2, we learned pd.merge() in below format before. but it shows error. 'yearmonth' why?

Thank you!!
My Code:

churn = pd.merge(left=churn, right=monthly_churn, how="left", on="yearmonth", right_index=True)

Hi @candiceliu93,

we learned pd.merge() in below format before. but it shows error. 'yearmonth' why?

You are getting an error for that line of code because yearmonth is not a common column in churn and monthly_churn. As the column is only present in churn, you will have to use left_on option instead of on.

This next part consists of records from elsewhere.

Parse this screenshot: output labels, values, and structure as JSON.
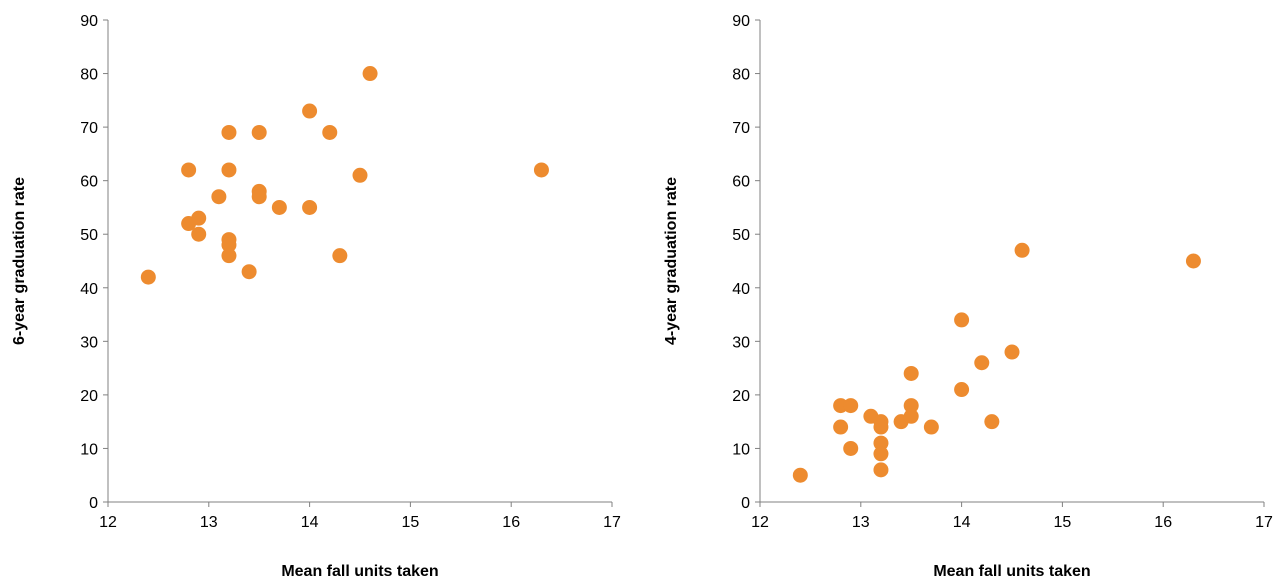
{
  "chart_data": [
    {
      "type": "scatter",
      "title": "",
      "xlabel": "Mean fall units taken",
      "ylabel": "6-year graduation rate",
      "xlim": [
        12,
        17
      ],
      "ylim": [
        0,
        90
      ],
      "x_ticks": [
        "12",
        "13",
        "14",
        "15",
        "16",
        "17"
      ],
      "y_ticks": [
        "0",
        "10",
        "20",
        "30",
        "40",
        "50",
        "60",
        "70",
        "80",
        "90"
      ],
      "grid": false,
      "legend": "none",
      "color": "#ED8B2F",
      "series": [
        {
          "points": [
            [
              12.4,
              42
            ],
            [
              12.8,
              62
            ],
            [
              12.8,
              52
            ],
            [
              12.9,
              53
            ],
            [
              12.9,
              50
            ],
            [
              13.1,
              57
            ],
            [
              13.2,
              69
            ],
            [
              13.2,
              62
            ],
            [
              13.2,
              49
            ],
            [
              13.2,
              48
            ],
            [
              13.2,
              46
            ],
            [
              13.4,
              43
            ],
            [
              13.5,
              69
            ],
            [
              13.5,
              58
            ],
            [
              13.5,
              57
            ],
            [
              13.7,
              55
            ],
            [
              14.0,
              73
            ],
            [
              14.0,
              55
            ],
            [
              14.2,
              69
            ],
            [
              14.3,
              46
            ],
            [
              14.5,
              61
            ],
            [
              14.6,
              80
            ],
            [
              16.3,
              62
            ]
          ]
        }
      ]
    },
    {
      "type": "scatter",
      "title": "",
      "xlabel": "Mean fall units taken",
      "ylabel": "4-year graduation rate",
      "xlim": [
        12,
        17
      ],
      "ylim": [
        0,
        90
      ],
      "x_ticks": [
        "12",
        "13",
        "14",
        "15",
        "16",
        "17"
      ],
      "y_ticks": [
        "0",
        "10",
        "20",
        "30",
        "40",
        "50",
        "60",
        "70",
        "80",
        "90"
      ],
      "grid": false,
      "legend": "none",
      "color": "#ED8B2F",
      "series": [
        {
          "points": [
            [
              12.4,
              5
            ],
            [
              12.8,
              18
            ],
            [
              12.8,
              14
            ],
            [
              12.9,
              18
            ],
            [
              12.9,
              10
            ],
            [
              13.1,
              16
            ],
            [
              13.2,
              15
            ],
            [
              13.2,
              14
            ],
            [
              13.2,
              11
            ],
            [
              13.2,
              9
            ],
            [
              13.2,
              6
            ],
            [
              13.4,
              15
            ],
            [
              13.5,
              24
            ],
            [
              13.5,
              18
            ],
            [
              13.5,
              16
            ],
            [
              13.7,
              14
            ],
            [
              14.0,
              34
            ],
            [
              14.0,
              21
            ],
            [
              14.2,
              26
            ],
            [
              14.3,
              15
            ],
            [
              14.5,
              28
            ],
            [
              14.6,
              47
            ],
            [
              16.3,
              45
            ]
          ]
        }
      ]
    }
  ]
}
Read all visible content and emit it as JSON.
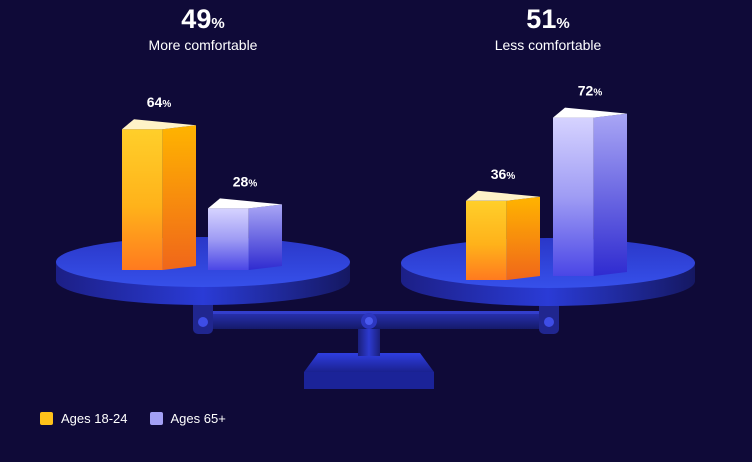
{
  "chart_data": {
    "type": "bar",
    "groups": [
      {
        "big_value": "49",
        "big_unit": "%",
        "caption": "More comfortable"
      },
      {
        "big_value": "51",
        "big_unit": "%",
        "caption": "Less comfortable"
      }
    ],
    "series": [
      {
        "name": "Ages 18-24",
        "color": "#ffc21a",
        "values": [
          64,
          36
        ]
      },
      {
        "name": "Ages 65+",
        "color": "#a3a0f5",
        "values": [
          28,
          72
        ]
      }
    ],
    "unit": "%"
  },
  "legend": [
    {
      "label": "Ages 18-24",
      "color": "#ffc21a"
    },
    {
      "label": "Ages 65+",
      "color": "#a3a0f5"
    }
  ],
  "colors": {
    "background": "#0f0a38",
    "scale": "#2a3bd6",
    "scale_dark": "#1a1f78"
  }
}
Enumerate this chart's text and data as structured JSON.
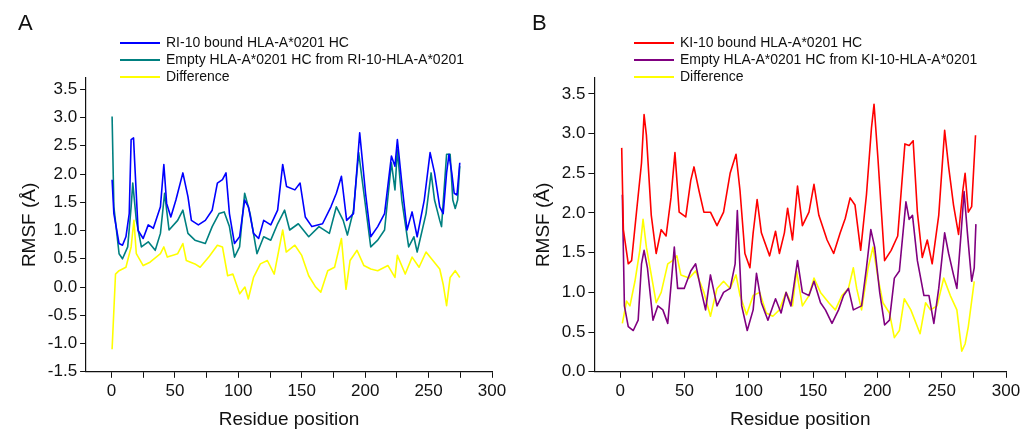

The option right_index = True does not reset the index for the table. It is merely telling the merge function to use the index of the right dataframe (monthly_churn in this case) as the column to join with the left dataframe (churn in this case). Since we cannot use the option of on in this scenario (there are no common columns in the two dataframes), we have to specify which columns to merge on for both the left (using left_on for churn) and the right (using right_index for monthly_churn) dataframe.

Hope this helps! Let me know if you have any more questions regarding this.

1 Like

So forpd.merge()function, if the values of columns of 2 datasets are same, just the column name different, then we have to specify which key of the dataset we want to use, in this case, we need to use the column of the left dataset,churn. then we have to use the right_index for the column of the right dataset which has the same value as the columns of left data set. Does it mean that we have to use left_on and right_index as a pair to merge 2 data sets that have no common column( i mean not the column name are not the same but the value are same, like yearmonth of churn and churn_month of montly_churn?

Yes, you are correct. You have to specify keys for both the dataframes when they don’t have the same column names. If the churn_month was a column instead of the index (which is the case here) in monthly_churn, then you would have used the option right_on instead of right_index.


Interesting that both options worked for me when I used local. But only right_index worked for Dataquest…

That is interesting, @maksym001. Perhaps one of the @moderators can throw some light on it.